Context:
We are considering an AMQP-compliant solution as a way to compute a constant live stream of data that amounts to 90 gb daily. What we’d like to achieve is live stats, more or less, based on all or some combination of the metrics we’re observing. The considered strategy is to send data on the queue and have worker process deltas of the data, sending the data back on the queue as an aggregation of the original data.
Observation:
To me, this looks like a job for something like Hadoop, but concerns (and shields) were raised, mainly about speed. I didn’t have the time to benchmark both, we’re expecting to pump a good amount of data through the queue (anywhere in the neighborhood of 10~100 mb/s) though. I still think it looks like a job for a distributed computing system, and I also feel the queue solution will scale poorer than a distributed computing solution.
Question:
Put simply, am I right? I’ve read a bit on Hadoop + HDFS, I was thinking about using another FS, like Lustre or something, to circumvent the NodeName SPOF, and use some kind of solution to have some kind of tolerance to failure of nodes of any kind on the whole cluster.

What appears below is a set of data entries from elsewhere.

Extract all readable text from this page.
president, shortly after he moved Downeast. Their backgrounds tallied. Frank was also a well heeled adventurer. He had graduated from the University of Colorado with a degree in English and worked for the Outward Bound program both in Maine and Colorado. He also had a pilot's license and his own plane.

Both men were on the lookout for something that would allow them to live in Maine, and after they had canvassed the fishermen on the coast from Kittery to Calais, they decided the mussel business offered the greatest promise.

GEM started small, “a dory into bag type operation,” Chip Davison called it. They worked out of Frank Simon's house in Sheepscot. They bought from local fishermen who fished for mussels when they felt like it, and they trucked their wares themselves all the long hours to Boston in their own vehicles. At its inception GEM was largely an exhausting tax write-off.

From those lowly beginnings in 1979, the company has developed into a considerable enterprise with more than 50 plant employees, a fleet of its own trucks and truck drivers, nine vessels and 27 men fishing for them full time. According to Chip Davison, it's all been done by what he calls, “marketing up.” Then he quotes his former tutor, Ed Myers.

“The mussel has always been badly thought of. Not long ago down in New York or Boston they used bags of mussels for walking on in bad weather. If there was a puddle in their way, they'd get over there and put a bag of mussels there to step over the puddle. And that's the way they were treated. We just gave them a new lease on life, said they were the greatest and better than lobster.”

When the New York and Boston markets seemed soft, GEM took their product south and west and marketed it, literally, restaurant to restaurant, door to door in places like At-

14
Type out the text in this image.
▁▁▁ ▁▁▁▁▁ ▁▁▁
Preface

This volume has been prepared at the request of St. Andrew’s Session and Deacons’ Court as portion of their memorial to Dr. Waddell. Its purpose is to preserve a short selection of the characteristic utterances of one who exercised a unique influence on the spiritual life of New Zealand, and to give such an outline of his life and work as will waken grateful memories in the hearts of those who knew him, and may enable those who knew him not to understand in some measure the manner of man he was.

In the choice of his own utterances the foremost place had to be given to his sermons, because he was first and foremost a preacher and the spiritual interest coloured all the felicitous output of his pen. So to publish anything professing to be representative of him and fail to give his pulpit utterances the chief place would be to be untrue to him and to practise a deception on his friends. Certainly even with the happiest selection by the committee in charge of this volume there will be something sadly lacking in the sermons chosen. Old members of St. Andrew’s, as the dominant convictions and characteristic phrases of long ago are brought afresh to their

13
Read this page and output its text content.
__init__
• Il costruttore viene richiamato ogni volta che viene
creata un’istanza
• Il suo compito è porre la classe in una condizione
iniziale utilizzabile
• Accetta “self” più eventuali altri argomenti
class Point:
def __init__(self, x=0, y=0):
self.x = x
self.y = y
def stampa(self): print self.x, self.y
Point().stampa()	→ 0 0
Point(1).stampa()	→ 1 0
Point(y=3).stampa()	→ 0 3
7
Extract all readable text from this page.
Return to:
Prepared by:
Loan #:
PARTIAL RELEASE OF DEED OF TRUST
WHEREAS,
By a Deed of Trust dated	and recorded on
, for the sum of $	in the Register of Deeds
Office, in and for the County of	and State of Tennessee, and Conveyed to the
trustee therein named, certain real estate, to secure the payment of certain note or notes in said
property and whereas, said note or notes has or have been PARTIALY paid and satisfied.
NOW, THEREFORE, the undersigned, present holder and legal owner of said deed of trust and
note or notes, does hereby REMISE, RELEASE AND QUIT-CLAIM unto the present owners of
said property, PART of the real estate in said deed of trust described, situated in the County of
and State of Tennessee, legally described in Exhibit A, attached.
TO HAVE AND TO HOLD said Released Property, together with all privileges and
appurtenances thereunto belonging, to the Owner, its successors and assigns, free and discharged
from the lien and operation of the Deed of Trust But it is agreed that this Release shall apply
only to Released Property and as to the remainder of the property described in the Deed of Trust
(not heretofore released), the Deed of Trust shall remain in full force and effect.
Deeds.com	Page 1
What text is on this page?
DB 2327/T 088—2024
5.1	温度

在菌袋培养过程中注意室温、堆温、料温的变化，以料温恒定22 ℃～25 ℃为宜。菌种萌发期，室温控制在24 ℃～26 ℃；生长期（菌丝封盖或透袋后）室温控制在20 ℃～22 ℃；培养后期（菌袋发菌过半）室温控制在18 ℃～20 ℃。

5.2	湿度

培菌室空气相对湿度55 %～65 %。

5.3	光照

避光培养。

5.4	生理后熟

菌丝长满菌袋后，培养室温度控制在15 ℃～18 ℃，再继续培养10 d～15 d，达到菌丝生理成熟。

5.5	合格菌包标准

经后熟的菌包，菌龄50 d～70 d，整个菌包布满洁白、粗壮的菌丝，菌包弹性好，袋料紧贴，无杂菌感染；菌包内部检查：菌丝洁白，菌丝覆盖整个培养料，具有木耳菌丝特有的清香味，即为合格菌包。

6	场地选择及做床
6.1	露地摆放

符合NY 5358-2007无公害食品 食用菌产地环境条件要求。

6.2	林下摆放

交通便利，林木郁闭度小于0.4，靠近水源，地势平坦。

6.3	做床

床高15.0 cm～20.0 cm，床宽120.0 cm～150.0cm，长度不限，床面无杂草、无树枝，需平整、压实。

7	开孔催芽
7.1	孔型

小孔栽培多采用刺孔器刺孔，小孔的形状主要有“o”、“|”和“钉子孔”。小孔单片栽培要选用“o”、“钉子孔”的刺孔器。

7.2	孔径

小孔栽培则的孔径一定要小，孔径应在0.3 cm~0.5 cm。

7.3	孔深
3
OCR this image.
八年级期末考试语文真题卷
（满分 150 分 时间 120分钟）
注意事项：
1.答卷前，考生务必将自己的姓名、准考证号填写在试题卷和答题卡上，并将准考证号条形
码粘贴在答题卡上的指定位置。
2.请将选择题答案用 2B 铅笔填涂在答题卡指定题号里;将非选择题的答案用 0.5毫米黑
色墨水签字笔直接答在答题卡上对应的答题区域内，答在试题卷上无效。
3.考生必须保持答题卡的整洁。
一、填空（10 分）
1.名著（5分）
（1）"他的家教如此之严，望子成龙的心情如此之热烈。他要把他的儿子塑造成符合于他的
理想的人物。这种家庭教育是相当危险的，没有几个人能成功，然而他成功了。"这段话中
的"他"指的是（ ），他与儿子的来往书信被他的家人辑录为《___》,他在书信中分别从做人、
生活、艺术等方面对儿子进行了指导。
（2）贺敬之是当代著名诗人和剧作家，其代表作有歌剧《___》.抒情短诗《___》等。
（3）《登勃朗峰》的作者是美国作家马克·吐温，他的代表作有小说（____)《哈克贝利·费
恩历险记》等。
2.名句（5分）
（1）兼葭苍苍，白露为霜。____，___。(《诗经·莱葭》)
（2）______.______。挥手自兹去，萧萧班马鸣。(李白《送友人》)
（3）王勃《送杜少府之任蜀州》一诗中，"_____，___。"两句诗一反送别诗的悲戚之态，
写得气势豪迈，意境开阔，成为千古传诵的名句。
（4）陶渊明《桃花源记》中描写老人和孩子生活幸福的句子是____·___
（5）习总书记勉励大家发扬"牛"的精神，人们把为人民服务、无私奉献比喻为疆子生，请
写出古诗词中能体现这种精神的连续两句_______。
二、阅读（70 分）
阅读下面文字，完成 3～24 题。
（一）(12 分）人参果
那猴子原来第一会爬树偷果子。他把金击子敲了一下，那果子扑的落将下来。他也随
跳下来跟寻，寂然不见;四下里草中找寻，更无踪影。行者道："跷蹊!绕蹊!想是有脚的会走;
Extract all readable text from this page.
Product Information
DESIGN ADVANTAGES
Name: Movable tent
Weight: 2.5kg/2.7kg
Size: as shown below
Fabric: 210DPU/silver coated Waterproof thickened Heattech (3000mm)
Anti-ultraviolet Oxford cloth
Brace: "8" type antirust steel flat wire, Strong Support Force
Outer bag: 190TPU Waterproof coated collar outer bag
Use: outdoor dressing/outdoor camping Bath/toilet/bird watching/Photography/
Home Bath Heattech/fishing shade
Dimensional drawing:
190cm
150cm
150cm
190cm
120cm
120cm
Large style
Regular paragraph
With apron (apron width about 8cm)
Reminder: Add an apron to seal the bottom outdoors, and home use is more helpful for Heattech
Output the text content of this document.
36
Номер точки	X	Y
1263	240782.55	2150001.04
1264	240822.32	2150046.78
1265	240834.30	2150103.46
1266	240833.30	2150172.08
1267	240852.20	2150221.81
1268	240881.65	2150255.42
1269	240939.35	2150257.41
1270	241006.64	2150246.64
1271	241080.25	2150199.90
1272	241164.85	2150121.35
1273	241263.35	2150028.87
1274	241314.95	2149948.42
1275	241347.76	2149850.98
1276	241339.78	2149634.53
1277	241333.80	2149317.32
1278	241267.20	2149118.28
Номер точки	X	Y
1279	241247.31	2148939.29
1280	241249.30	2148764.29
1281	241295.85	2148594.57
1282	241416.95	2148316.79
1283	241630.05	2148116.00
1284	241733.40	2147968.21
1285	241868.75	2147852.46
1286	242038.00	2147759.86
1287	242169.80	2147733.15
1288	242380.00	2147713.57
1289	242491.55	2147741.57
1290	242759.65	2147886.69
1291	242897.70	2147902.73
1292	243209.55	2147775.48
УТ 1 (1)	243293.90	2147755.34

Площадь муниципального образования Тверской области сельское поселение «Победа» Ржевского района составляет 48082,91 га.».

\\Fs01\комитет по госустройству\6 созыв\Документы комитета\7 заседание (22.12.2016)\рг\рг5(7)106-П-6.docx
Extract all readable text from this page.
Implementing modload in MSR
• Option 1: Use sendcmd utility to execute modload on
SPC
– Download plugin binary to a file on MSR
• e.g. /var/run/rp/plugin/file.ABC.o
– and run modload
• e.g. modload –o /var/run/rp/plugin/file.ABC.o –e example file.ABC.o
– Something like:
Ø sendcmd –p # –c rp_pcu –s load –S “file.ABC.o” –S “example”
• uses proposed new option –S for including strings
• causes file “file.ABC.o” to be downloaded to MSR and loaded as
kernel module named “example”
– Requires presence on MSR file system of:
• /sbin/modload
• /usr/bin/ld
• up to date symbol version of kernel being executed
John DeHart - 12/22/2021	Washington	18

Its really hard to write your own “distributed environment” solution when you need fail-tolarence, good balancing, etc.If you need near-realtime map/reduce you should checkout storm which is what twitter uses for their huge data needs. Its less complicated then hadoop, and better on consuming queue type input (In my opinion).
Also if you decide to analyze your data on hadoop don’t worry too much on SPOF of name node, there are some ways to avoid it.